Felix Faubert-Lussier

Profile
- Position: Wide receiver

Personal information
- Born: October 14, 1991 (age 34) Montreal, Quebec
- Listed height: 6 ft 1 in (1.85 m)
- Listed weight: 212 lb (96 kg)

Career information
- High school: Collège Jean-Eudes
- University: Laval
- CFL draft: 2016: 5th round, 39th overall pick

Career history
- 2016: Hamilton Tiger-Cats*
- 2017–2018: Hamilton Tiger-Cats
- 2019–2020: Montreal Alouettes
- * Offseason or practice squad member only

Awards and highlights
- 3x Vanier Cup champion (2012, 2013, 2016);
- Stats at CFL.ca

= Felix Faubert-Lussier =

Canadian football player (born 1991)

Felix Faubert-Lussier (born October 14, 1991) is a Canadian former professional football wide receiver who played for three seasons in the Canadian Football League (CFL). He played U Sports football with the Laval Rouge et Or from 2012 to 2016, where he was part of three Vanier Cup winning teams.

==Professional career==
===Hamilton Tiger-Cats===
Faubert-Lussier was drafted in the fifth round, 39th overall by the Hamilton Tiger-Cats in the 2016 CFL draft and he signed with the team on May 27, 2016. He spent time on the team's practice roster, but was released on August 17, 2016 to return to play for Laval.
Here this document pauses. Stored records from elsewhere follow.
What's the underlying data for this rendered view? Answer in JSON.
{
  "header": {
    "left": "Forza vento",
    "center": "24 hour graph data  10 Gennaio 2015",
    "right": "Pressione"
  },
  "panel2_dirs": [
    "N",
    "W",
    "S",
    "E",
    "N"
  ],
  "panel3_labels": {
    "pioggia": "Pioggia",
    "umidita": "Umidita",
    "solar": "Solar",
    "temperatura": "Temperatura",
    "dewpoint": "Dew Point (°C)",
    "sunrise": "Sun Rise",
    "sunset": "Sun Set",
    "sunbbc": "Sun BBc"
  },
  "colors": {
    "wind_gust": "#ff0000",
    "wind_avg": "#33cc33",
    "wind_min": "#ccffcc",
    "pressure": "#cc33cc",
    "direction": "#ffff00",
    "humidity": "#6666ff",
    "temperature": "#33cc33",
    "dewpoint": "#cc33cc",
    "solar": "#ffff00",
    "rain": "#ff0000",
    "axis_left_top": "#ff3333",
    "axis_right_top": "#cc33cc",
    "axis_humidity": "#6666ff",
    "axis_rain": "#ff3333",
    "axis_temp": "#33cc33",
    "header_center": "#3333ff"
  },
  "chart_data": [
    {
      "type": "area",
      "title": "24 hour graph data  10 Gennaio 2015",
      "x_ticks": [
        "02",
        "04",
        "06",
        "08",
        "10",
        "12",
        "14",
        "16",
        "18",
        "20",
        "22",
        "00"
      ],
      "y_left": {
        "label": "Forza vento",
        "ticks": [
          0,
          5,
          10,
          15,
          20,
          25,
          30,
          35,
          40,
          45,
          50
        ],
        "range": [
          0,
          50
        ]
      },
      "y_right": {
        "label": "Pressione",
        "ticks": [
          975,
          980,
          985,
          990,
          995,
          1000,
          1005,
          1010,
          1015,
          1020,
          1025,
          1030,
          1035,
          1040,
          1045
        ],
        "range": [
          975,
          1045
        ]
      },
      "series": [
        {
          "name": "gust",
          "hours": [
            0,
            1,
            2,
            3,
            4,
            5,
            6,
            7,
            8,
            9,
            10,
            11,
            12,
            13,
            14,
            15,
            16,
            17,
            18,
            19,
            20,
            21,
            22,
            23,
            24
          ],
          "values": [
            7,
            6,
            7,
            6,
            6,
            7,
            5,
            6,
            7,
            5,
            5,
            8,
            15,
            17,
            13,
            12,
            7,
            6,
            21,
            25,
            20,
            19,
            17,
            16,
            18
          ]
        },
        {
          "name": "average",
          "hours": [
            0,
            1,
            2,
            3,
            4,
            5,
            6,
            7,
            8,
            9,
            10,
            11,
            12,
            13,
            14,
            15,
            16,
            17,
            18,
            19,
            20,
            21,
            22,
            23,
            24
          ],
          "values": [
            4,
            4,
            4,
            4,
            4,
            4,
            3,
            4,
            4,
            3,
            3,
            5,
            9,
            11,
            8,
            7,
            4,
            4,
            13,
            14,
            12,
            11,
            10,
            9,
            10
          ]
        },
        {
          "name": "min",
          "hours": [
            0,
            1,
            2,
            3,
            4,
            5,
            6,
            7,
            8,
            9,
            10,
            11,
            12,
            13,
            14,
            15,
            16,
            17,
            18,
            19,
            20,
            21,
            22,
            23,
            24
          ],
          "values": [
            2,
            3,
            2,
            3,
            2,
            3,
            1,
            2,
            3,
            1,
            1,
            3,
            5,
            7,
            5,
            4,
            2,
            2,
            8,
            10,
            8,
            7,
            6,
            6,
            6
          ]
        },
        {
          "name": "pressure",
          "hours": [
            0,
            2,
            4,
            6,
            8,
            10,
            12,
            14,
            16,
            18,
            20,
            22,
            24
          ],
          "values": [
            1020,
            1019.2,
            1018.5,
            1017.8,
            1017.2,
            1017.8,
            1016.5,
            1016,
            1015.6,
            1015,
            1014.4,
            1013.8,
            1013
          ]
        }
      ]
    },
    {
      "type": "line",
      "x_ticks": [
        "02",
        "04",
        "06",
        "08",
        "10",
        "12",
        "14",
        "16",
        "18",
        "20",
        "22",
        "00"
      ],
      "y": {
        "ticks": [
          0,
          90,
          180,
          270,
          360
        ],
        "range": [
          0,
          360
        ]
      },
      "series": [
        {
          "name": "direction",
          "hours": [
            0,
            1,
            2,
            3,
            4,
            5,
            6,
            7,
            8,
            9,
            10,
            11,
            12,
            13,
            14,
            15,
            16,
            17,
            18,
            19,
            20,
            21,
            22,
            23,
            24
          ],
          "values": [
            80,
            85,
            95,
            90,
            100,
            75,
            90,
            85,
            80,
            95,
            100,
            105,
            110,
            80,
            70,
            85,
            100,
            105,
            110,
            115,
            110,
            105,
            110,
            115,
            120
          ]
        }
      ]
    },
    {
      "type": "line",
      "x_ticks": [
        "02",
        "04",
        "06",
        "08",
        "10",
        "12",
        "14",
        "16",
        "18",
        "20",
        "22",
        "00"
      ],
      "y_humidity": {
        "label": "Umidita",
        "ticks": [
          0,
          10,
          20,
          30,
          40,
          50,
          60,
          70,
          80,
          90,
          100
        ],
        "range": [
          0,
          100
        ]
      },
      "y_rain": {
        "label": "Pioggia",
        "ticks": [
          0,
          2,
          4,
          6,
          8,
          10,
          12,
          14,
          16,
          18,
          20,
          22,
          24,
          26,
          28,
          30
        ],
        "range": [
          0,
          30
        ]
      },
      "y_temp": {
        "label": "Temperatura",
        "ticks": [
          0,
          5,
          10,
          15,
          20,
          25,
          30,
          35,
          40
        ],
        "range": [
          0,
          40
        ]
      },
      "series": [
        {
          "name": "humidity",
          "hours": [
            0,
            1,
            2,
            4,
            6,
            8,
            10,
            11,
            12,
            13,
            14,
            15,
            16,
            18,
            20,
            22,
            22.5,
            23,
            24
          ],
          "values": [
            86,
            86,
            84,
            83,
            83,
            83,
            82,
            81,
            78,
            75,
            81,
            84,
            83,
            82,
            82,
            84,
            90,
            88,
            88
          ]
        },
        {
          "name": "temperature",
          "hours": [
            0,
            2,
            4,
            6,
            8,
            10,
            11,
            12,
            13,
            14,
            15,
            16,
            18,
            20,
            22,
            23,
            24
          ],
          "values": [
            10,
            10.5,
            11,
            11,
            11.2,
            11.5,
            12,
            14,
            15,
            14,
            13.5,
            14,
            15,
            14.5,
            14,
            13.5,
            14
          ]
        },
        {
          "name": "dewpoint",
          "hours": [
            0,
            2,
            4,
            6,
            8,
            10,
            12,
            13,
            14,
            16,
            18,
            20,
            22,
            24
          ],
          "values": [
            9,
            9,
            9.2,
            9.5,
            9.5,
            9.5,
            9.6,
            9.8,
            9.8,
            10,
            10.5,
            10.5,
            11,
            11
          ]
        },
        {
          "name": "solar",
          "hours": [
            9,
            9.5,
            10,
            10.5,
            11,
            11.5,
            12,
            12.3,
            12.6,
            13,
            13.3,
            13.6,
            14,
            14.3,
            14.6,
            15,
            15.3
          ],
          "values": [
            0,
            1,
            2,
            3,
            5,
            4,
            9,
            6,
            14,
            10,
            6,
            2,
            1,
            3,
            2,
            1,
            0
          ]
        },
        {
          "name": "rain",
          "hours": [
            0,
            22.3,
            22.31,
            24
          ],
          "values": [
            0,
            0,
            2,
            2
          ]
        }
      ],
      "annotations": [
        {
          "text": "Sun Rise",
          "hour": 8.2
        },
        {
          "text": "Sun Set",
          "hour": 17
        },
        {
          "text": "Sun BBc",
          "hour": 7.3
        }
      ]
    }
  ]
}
He re-signed with the Tiger-Cats for the 2017 season and played in 14 regular season games, starting four. He had three catches for 29 yards that year while also serving as emergency punter and kicker, recording four punts for a 43.3-yard average and two kickoffs for a 55.5-yard average. He played in 13 games in 2018, starting two, and recorded 11 catches for 74 yards. He became a free agent on February 12, 2019.

===Montreal Alouettes===
On February 20, 2019, Faubert-Lussier signed with his hometown Montreal Alouettes to a one-year contract. He played in two games in 2019 before being released on July 8, 2019. However, on July 16, 2019, Faubert-Lussier re-signed with the Alouettes. Overall in 2019, he played in nine regular season games and had nine receptions for 102 yards.

Faubert-Lussier re-signed with the Alouettes on January 20, 2021. However, he later announced his retirement on July 6, 2021.